Other types of treatment allocation include dynamic or adaptive allocation methods. Minimization and biased coin are two types of such methods. Minimization tries to balance treatment allocation across important prognostic factors. This method uses the levels of the stratification factors of the patients already in the trial, the treatment of each, and the values of these factors for the next patient in determining the treatment assignment for this next patient. An imbalance score is created for the patient for each treatment assignment, and the treatment with the smallest score is assigned. For the biased coin, a patient is randomly allocated to the treatment arm with fewer patients with a probability P > 0.5. In the adaptive biased coin design, the value of P depends on the level of imbalance in the number of patients already allocated to each arm.
When evaluating efficacy outcomes, the principle of intention to treat (ITT) is generally applied. According to the ITT principle, the statistical analysis includes patients in the treatment group to which they were assigned through randomization. Thus, patients who die or withdraw before being treated, receive the wrong treatment, or switch from one treatment group to another during the study are still considered, for the main efficacy analyses, to have received the therapy to which they were randomized. This method preserves the assumption of random allocation of therapy. It also reduces potential bias that could result from selecting patients to preferentially receive one treatment or another.
In some trials there may be reasonable cause to eliminate one or more patients from the ITT analysis (e.g., there may be patients randomized who do not meet entry criteria, patients not exposed to study treatment, or patients lost to follow-up.) Analysis of a modified ITT (MITT) population excluding these patients may still be in accordance with ITT principles, provided that the mechanism for excluding patients is not associated with treatment assignment. To avoid concerns about potential inflation of Type I error, it is best to describe the plan for any MITT analyses in the protocol. A large number of unanticipated exclusions from the ITT could raise concerns about the conduct of a trial.
To acquire a comprehensive safety profile for new therapies, safety outcomes are typically analyzed according to treatment received and not randomized treatment. Patients are assessed for routine safety endpoints from the time they are first exposed to study treatment until a specified time point after their last exposure to the treatment—e.g., 30 days or 60 days. Serious and unexpected adverse events occurring after the end of planned follow-up are generally reported to the license holder of the study treatment and the appropriate regulatory authorities.

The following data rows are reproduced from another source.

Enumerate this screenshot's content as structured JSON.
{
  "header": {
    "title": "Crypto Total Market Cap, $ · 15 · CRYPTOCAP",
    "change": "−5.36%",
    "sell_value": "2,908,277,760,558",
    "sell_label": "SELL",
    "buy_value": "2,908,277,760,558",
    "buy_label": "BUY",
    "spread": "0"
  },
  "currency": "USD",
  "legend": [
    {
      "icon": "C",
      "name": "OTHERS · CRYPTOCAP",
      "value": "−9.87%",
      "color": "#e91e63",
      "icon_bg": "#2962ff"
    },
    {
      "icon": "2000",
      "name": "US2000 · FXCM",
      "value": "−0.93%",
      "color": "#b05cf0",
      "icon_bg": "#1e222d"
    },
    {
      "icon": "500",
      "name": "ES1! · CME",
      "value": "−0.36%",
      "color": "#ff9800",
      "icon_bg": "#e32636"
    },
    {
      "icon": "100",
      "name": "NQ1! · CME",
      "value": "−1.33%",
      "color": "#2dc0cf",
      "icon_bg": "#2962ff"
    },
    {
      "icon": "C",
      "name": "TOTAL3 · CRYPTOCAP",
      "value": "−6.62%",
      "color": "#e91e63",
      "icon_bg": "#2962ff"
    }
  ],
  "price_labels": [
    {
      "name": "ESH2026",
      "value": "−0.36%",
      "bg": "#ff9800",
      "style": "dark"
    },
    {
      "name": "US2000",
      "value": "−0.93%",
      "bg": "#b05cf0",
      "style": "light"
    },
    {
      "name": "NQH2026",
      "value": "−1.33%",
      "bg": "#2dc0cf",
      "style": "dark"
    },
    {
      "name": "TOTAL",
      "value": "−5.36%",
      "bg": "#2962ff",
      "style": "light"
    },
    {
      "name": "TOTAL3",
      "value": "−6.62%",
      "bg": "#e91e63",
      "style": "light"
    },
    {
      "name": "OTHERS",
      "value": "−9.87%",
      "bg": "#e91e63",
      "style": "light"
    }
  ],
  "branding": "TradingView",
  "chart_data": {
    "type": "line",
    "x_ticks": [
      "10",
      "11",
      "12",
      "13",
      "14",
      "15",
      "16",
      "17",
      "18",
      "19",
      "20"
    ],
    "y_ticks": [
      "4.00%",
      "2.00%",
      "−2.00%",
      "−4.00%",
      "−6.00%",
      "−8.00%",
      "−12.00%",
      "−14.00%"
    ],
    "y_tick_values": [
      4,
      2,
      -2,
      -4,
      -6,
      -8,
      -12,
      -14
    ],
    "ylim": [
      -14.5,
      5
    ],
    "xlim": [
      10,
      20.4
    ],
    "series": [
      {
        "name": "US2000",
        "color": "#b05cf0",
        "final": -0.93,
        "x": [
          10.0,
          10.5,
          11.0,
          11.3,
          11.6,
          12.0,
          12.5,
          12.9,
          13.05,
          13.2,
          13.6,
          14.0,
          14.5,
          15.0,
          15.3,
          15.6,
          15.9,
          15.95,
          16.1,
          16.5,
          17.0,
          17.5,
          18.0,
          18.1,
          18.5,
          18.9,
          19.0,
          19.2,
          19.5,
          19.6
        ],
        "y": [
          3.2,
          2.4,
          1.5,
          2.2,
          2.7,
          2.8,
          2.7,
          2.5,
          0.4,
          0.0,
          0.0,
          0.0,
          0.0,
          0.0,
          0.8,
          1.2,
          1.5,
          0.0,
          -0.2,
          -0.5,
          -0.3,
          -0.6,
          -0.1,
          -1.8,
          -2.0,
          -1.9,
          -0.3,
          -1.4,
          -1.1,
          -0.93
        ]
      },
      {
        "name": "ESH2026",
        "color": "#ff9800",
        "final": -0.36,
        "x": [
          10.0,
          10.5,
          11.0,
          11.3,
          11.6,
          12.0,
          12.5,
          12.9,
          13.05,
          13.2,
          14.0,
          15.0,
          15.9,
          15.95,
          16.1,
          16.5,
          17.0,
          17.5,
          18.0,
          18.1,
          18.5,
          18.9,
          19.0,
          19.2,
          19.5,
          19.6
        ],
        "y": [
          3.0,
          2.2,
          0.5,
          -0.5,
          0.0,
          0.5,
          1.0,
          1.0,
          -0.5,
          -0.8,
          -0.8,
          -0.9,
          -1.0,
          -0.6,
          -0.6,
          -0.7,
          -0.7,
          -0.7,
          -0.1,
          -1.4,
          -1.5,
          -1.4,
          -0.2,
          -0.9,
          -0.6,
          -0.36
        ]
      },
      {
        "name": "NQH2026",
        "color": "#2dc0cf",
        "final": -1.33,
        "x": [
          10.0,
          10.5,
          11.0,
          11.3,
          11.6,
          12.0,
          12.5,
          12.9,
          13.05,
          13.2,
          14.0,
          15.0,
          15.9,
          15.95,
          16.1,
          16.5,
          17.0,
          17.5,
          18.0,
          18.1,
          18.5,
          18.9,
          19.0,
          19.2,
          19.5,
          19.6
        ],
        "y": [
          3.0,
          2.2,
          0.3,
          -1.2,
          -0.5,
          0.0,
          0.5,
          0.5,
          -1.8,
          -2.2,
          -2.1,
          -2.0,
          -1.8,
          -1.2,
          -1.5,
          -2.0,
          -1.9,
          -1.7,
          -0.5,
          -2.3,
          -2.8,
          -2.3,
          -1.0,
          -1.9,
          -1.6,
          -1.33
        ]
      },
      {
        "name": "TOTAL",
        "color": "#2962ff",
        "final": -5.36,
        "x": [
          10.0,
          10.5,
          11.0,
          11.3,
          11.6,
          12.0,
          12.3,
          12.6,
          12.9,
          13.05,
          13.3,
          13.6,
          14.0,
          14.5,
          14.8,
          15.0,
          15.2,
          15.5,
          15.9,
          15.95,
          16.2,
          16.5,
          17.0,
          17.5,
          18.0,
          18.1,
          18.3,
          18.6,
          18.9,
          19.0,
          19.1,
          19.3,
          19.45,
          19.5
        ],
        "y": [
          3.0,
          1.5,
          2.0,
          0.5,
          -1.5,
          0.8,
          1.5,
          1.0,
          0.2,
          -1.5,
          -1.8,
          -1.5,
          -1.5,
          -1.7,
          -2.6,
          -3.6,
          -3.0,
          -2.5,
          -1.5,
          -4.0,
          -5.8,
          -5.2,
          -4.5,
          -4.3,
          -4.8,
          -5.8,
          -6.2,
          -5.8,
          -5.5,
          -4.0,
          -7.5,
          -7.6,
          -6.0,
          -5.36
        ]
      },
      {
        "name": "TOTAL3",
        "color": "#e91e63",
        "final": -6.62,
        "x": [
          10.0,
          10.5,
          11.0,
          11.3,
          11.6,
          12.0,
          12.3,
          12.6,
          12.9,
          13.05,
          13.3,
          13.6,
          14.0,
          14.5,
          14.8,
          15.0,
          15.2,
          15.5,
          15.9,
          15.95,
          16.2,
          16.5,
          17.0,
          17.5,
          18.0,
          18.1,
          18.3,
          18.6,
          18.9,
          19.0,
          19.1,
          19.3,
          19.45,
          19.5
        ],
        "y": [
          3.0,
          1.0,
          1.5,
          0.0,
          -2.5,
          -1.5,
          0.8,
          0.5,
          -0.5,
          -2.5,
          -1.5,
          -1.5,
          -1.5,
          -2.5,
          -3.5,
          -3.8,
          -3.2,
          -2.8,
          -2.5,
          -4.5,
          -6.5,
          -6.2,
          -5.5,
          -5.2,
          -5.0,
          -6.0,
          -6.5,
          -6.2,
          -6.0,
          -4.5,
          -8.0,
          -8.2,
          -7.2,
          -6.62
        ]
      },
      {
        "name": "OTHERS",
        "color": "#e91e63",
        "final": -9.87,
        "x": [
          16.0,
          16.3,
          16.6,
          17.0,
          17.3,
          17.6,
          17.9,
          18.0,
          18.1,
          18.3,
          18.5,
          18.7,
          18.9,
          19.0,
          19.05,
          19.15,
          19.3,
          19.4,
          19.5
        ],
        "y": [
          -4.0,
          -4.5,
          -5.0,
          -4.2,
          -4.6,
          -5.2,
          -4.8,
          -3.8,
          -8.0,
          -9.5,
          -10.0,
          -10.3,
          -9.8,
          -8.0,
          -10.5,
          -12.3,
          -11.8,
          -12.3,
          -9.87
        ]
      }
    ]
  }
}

The amount of missing data has a substantial effect on the overall quality of clinical trials (2). The problem can be especially severe with longer trials and those with incomplete ascertainment of fatal and nonfatal end points. For this reason, it is usually important to make a clear distinction in the protocol between nonadherence (i.e., not receiving a randomized intervention) and nonretention (i.e., not ascertaining the end point of interest). The occurrence of side effects, inability to tolerate the intervention, toxicity, or need for other therapies can be valid reasons for nonadherence, but not for nonretention. Ideally, the only valid reason for nonretention is the withdrawal of consent. Nonretention rates of >1% could bring into question the study results.